The Mustang | Laure de Clermont-Tonnerre | March 15. 2019
One can spend decades locked up behind bars for a violent life-altering decision that they made in a split second. This is a sobering conversation held in director Laure de Clermont-Tonnerre’s new film The Mustang, posed by Northern Nevada Correction Center prison psychologist (Connie Britton) to her patients, which includes Roman Coleman (Matthias Schoenaerts, Red Sparrow), a man who only knows violence.
This violence is what has caused Roman to spend his life behind bars, often in isolation away from the general population. During his time in jail, he’s missed seeing his daughter Martha (Gideon Adlon) grow up, leading to a lonely and isolated life for the still suffering man facing the aftermath as a consequence of a rash, violent, and split-second outburst.
With so many wild horses roaming free in the Western United States, the government uses the prisons to help round some of them up, using prisoners to train the horses to make them ready to be sold for auction. This prison’s division is overseen by Myles (Bruce Dern), who isn’t sure that Roman is a good fit for the program, especially considering that during his first training session with his horse (who he named Marquis), he becomes so frustrated that he resorts to repeatedly punching the animal.
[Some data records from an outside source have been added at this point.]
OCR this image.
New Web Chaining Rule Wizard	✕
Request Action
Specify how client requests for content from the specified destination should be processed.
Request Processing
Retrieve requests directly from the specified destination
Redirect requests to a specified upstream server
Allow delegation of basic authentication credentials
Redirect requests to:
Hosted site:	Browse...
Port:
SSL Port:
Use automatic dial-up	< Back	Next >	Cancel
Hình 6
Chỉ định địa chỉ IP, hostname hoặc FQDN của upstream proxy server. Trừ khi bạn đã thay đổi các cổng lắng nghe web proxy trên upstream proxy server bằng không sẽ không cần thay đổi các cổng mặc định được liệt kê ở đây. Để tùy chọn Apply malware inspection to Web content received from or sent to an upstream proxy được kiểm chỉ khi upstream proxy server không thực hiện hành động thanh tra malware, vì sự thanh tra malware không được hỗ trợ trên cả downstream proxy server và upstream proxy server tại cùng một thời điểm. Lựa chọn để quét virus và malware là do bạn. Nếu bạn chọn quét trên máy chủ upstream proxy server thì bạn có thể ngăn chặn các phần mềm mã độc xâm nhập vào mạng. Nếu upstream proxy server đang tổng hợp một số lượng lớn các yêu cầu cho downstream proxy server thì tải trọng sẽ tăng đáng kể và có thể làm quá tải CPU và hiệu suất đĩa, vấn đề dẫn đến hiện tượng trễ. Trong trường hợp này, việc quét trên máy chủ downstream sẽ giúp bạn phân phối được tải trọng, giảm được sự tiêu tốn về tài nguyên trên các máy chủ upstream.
After trial and error, the two start to click and Roman begins to form a connection with his horse. It may be cliché, but as much as he is training the horse, the horse is also training him.
While this film doesn’t take the viewer down a totally new path in the familiar prisoner-looking-for-a-newfound-outlook-or-redemption story, Clermont-Tonnerre directs with a kind and caring eye and it helps that the film is led by Matthias Schoenaerts, who is quietly becoming one of the most reliable working actors at the moment. Schoenaerts is able to simultaneously play a character of untamed wrath and anger but also show hidden depths of warmth and caring that is meant to represent the path for redemption and road to recovery in all prisoners. While most people view them as untamed beasts (just like the horses), this is supposed to be a place of reconciliation and rehabilitation.
This is Schoenaerts’ show, as the meat of the film is spent following his inner turmoil and time spent trying to train Marquis. The rest of the supporting cast is given limited time but features some good supporting work from Dern, Adlon, and Jason Mitchell (most recently SuperFly and Detroit) as a fellow inmate in the program who helps get Roman caught up to speed. Sadly, Connie Britton is all but wasted in her role as the prison’s psychologist.
Not all the plot points that are introduced are given satisfactory conclusions or explanations and it doesn’t always subvert your expectations. And although The Mustang offers many of the expected metaphors and messages that you’d expect from a prison drama involving a man forming a relationship with a horse, it does so in such a sincere fashion that you can’t help but be moved by it, especially by Schoenaerts’ performance.